Il nostro Sergio La Chiusa è tra i cinque finalisti del Premio Bergamo con I Pellicani.

«Esordio narrativo per Sergio La Chiusa con Pellicani (Miraggi, 2020) che ha alle spalle testi, poesie, estratti di romanzi, prose di viaggio, usciti su riviste e blog culturali. I Pellicani, che ha ricevuto una menzione speciale Treccani 2019 al Premio Italo Calvino per l’originalità linguistica e la creatività espressiva, è un monologo dove il giovane Pellicani irretisce il lettore con la sua chiacchiera surreale: racconta il ritorno nella casa del padre, a 20 anni di distanza dall’ultima volta. Trova un vecchio bloccato a letto ed è convinto che non sia lui.»

I Pellicani – recensione di Alessandro Beretta sul Corriere della Sera

I Pellicani – recensione di Alessandro Beretta sul Corriere della Sera

Chi è il vecchio che ho davanti? Un’iniziazione in stile Beckett

Pellicani è uno strano personaggio e narratore, ha con sé solo una valigetta, quella con cui dovrebbe ripartire per i suoi traffici di import-export in Cina, quando trovandosi nella vicinanze di casa del padre decide di andarlo a trovare. Certo, fin dall’inizio ha un tono dubbioso tutto suo – «Ho detto mio padre? Lo ammetto, a volte mi lascio trascinare dall’entusiasmo» – che è l’anima dell’esordio di Sergio La Chiusa, I Pellicani.

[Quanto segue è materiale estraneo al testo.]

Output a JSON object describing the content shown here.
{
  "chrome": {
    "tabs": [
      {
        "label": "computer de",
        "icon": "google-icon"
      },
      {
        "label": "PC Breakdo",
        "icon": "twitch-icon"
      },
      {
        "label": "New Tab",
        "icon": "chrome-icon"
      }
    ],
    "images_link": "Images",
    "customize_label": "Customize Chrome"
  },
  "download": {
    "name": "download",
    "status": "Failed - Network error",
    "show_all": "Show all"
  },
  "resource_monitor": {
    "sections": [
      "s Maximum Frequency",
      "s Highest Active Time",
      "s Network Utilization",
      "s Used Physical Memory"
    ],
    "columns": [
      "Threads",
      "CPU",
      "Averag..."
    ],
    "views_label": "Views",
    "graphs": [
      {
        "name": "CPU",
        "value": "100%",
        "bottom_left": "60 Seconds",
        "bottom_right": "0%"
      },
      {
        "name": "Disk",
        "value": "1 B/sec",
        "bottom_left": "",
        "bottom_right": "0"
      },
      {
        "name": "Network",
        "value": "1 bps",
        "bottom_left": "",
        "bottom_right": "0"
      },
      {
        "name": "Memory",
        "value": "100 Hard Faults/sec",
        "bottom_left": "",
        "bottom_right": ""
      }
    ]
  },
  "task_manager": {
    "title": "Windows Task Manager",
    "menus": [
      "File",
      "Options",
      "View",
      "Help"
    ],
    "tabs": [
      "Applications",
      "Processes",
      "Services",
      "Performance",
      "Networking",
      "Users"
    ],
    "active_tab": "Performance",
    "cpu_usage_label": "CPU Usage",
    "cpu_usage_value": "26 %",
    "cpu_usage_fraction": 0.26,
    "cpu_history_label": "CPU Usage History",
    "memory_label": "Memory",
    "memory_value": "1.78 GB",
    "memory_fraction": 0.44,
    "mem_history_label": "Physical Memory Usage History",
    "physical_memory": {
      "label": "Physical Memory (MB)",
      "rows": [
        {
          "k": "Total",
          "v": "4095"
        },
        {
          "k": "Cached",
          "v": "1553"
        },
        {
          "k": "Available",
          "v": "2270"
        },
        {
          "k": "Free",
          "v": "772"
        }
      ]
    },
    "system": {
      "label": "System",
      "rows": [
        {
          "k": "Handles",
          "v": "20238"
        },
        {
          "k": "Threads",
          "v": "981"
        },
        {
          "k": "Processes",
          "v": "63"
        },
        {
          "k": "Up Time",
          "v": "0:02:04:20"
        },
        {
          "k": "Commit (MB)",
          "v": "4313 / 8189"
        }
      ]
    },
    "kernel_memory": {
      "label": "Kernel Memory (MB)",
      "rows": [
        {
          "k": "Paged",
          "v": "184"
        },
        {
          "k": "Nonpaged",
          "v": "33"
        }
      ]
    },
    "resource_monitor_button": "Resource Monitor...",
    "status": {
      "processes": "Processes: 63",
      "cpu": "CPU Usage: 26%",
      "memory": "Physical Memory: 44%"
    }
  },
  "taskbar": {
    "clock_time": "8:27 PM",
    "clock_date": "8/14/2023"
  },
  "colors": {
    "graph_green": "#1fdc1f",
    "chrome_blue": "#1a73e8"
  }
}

Cronaca di un’emancipazione (Miraggi Edizioni), finalista al Premio Calvino nel 2019, menzionato speciale Treccani.

Pellicani figlio, ammesso che lo sia, entra in un appartamento e vi trova un vecchio non autosufficiente, una «viziata ameba» curata da una specie di badante, e decide di fermarsi. Per 15 capitoli, nell’ambiente claustrofobico, il protagonista cerca di capire e immaginare chi ha vicino: «Nel rovello della mente si erano aperte sin dall’inizio tre possibilità e non riuscivo a decidermi: A) un renitente, B) un rimbambito, C) un impostore».

Sono sono alcune delle tante maschere ipotetiche che Pellicani, oltre a quella di «papà», fa indossare all’altro anziano muto, dal ribelle all’attore, riflettendo tra sé e parlandogli, invano, ad alta voce. Sembra di essere capitati in un loquace spin-off italiano di un romanzo di Samuel Beckett: raro e affascinante per un’opera prima.